As the Coalition sharpens its stance to describe the laws as "some sort of ideological crusade to control what people can say", Attorney-General Nicola Roxon insisted that the government was not trying to stop people talking about religious, political or other "topical" issues.
The exposure draft of the law has been criticised by media companies and retired NSW chief judge and ABC chairman Jim Spigelman on free speech grounds, as it would allow a discrimination claim over conduct that insulted or offended a person in relation to "protected attributes" including political opinion and religion.
An interfaith group likened the bill to a "a secular version of the Spanish inquisition".
Writing in The Australian today, Ms Roxon says the exposure draft has prompted some "some very useful feedback, which the government will consider".
"But others have used our call for feedback to launch a vicious campaign to roll back existing discrimination protections and to misrepresent the reach of current laws," she says.
Ms Roxon says it is not the case that any conduct that a person finds offensive will be unlawful. "What should be clear is that the government is not seeking to regulate the type of language used privately between friends," Ms Roxon says.
"It is not seeking to change vilification laws, nor will it seek to prohibit people engaging in a discussion on political, religious or other topical matters. No democratic government ever should."
Ms Roxon makes clear that the racial vilification provisions - used against newspaper columnist Andrew Bolt - are not being changed under the government's plan to consolidate five federal laws into one act, and if the draft does this inadvertently, there is plenty of time to fix that.
"If others want to revisit the existing law, this particular consolidation project probably isn't the place to do it," she says.
The comments are Ms Roxon's first public comments on the debate about the anti-discrimination overhaul and come as the Coalition's legal affairs spokesman, George Brandis, takes a more assertive position on the bill.

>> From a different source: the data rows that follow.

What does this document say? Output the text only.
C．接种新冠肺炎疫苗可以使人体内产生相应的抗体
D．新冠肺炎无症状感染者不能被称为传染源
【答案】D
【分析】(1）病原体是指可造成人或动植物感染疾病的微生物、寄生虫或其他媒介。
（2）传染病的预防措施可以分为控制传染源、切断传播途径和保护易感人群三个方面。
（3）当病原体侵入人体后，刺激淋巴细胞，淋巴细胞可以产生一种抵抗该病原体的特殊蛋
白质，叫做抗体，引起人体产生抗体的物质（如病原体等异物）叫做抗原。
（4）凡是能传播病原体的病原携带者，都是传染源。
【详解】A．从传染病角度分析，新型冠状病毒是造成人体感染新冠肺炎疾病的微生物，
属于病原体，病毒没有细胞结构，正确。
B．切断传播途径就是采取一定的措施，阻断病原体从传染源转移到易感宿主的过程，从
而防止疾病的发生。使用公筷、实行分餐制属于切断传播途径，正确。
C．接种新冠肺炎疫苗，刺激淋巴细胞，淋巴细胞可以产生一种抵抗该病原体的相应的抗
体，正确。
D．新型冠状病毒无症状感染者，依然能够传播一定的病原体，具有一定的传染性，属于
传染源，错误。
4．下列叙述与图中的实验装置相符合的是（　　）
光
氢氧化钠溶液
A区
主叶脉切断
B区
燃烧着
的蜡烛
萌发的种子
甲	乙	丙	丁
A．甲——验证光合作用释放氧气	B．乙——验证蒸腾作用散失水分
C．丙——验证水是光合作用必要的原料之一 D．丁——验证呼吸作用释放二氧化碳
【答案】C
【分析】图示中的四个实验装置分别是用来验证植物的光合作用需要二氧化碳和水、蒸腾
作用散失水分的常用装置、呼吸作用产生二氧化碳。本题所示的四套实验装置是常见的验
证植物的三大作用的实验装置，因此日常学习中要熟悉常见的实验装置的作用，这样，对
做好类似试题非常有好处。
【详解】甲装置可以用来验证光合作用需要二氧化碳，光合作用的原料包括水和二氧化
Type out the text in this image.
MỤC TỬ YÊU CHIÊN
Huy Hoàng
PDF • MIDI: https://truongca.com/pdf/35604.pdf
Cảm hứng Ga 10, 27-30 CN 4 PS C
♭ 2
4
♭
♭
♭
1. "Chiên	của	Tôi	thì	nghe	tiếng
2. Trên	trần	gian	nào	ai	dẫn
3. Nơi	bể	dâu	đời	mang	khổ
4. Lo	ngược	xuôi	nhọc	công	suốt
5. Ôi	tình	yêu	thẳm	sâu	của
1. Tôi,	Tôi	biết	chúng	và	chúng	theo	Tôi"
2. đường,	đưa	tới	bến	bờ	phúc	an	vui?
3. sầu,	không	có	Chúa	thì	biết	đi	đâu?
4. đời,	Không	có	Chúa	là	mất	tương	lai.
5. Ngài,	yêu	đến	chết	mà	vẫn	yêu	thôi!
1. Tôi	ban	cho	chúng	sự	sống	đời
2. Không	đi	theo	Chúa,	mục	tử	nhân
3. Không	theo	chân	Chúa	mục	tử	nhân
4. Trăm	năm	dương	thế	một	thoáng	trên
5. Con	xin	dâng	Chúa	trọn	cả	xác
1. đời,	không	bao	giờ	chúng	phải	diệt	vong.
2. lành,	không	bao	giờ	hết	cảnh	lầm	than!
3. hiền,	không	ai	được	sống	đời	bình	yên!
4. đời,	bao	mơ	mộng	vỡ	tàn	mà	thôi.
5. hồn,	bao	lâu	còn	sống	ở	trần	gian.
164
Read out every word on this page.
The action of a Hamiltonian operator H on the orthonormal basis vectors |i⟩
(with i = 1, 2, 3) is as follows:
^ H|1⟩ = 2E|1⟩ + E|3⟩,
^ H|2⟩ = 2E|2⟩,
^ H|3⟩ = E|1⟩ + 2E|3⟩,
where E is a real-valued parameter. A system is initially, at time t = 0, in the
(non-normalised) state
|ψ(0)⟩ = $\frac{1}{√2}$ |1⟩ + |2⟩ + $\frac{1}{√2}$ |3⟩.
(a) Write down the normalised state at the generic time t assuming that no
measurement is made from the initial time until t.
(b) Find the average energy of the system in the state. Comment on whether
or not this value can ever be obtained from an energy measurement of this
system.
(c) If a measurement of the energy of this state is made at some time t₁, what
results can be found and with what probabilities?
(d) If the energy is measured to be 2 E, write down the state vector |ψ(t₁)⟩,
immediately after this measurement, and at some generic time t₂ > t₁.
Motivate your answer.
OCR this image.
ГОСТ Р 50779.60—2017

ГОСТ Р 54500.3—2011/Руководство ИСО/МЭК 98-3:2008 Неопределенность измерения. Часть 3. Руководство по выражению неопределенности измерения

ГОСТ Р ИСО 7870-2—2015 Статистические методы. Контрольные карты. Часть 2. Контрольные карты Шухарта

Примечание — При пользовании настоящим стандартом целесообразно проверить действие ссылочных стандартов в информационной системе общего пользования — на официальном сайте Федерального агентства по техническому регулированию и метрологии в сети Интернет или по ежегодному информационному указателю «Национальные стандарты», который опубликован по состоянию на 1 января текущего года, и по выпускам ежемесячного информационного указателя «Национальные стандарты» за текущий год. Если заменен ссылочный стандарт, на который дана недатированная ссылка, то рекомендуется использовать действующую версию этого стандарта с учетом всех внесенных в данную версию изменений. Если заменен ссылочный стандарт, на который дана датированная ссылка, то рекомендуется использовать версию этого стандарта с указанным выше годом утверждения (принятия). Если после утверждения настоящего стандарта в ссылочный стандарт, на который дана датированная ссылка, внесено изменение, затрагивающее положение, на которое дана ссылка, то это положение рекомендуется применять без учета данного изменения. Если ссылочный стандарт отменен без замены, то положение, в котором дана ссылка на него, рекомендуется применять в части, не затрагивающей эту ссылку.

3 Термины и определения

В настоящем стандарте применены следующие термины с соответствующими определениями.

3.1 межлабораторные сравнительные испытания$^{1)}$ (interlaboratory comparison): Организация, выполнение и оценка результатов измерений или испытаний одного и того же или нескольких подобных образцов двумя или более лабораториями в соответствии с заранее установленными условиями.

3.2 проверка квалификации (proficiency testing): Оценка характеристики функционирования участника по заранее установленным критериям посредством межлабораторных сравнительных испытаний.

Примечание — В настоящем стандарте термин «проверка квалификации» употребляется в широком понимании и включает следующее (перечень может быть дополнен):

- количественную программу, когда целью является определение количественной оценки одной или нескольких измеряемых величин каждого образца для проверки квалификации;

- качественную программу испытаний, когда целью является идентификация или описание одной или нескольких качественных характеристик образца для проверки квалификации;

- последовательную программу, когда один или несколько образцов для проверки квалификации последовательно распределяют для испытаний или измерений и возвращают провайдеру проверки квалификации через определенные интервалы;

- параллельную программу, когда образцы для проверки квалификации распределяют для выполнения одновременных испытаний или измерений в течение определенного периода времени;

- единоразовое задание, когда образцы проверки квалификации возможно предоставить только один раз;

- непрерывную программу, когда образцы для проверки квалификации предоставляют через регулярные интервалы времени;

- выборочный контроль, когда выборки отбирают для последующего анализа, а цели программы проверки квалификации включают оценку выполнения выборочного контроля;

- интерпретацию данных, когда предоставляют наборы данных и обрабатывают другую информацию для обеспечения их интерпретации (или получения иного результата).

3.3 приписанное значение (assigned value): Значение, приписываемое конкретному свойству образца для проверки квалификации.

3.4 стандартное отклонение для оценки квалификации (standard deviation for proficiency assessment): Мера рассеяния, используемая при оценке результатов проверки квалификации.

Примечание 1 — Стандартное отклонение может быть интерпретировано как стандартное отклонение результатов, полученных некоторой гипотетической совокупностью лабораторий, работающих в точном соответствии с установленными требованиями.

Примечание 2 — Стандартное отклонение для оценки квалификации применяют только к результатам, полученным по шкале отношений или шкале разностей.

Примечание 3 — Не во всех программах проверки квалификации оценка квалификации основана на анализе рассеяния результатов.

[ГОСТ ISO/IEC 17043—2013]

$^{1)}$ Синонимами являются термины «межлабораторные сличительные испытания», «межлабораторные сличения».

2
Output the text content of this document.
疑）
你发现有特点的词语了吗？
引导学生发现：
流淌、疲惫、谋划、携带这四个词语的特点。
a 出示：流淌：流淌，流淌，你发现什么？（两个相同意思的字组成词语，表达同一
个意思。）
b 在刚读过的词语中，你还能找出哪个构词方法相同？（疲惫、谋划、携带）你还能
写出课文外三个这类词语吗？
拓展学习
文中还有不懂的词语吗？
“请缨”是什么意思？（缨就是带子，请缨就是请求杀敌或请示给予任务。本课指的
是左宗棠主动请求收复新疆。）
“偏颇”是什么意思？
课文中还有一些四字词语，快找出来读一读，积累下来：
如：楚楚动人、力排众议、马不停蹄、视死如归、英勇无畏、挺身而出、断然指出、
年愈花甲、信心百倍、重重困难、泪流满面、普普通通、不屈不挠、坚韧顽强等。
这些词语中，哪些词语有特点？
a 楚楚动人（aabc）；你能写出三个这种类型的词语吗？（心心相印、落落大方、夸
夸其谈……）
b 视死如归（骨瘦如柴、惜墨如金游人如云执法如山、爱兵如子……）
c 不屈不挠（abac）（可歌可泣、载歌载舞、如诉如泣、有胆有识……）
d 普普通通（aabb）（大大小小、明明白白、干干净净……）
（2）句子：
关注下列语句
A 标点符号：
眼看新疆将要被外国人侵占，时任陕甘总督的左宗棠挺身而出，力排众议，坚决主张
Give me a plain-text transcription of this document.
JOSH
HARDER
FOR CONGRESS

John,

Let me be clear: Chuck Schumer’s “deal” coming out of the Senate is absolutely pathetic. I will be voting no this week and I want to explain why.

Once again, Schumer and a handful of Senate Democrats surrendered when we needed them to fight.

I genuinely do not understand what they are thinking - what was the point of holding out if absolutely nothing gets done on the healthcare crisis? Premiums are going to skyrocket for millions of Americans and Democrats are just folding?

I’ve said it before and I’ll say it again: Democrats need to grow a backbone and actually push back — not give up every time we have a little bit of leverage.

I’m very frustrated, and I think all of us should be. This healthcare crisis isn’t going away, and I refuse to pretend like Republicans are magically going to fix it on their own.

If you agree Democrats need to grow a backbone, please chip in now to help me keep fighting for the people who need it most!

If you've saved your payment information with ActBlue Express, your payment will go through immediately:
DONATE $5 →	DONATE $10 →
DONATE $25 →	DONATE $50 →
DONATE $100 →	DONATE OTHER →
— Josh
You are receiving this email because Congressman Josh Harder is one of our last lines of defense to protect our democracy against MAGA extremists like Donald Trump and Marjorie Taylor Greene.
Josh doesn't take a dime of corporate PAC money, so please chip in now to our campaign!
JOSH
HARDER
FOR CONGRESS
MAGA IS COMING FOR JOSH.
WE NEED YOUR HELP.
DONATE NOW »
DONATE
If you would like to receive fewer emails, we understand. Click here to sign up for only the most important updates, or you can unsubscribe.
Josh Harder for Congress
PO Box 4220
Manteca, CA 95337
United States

Senator Brandis told 2GB that while the Senate was controlled by Labor and the Greens, there was a "better chance" of stopping the bill in the lower house if Tony Windsor and Rob Oakeshott "do the right thing".
He said the legislation was against freedom of speech and could lead to self-censorship in the media. "That is the purpose of laws like this: to change people's behaviour so they are afraid to say something that is not politically correct," Senator Brandis said.
The government has drafted the law after campaigning in the 2010 election on a promise of giving a new ground of protection for sexuality.
The Human Rights and Anti-Discrimination Bill is now before a Senate inquiry, which has received more than 525 submissions. The bill defines discrimination as including conduct that "offends, insults or intimidates another person in relation to 18 different protected attributes, of which seven - including political opinion and religion - apply only in work-related areas.
Critics say the bill applies a subjective test of this.
While the racial vilification and sex harassment sections in the new bill refer to a reasonableness test, such an objective test is absent from the general definition of discrimination in the bill.
The existing section of the Racial Discrimination Act used against Bolt, and now mirrored in the bill, refers to whether conduct is "reasonably likely" to offend.
Media outlets have warned that because the section of the proposed bill making discrimination unlawful includes "race" as a protected attribute, complainants could use this section to avoid the difficulties of meeting an objective test under the racial vilification section of the law.
Ms Roxon's opinion piece today does not address business concerns about the shift in the burden of proof in the bill, which employers say could leave them facing very high costs to defend claims.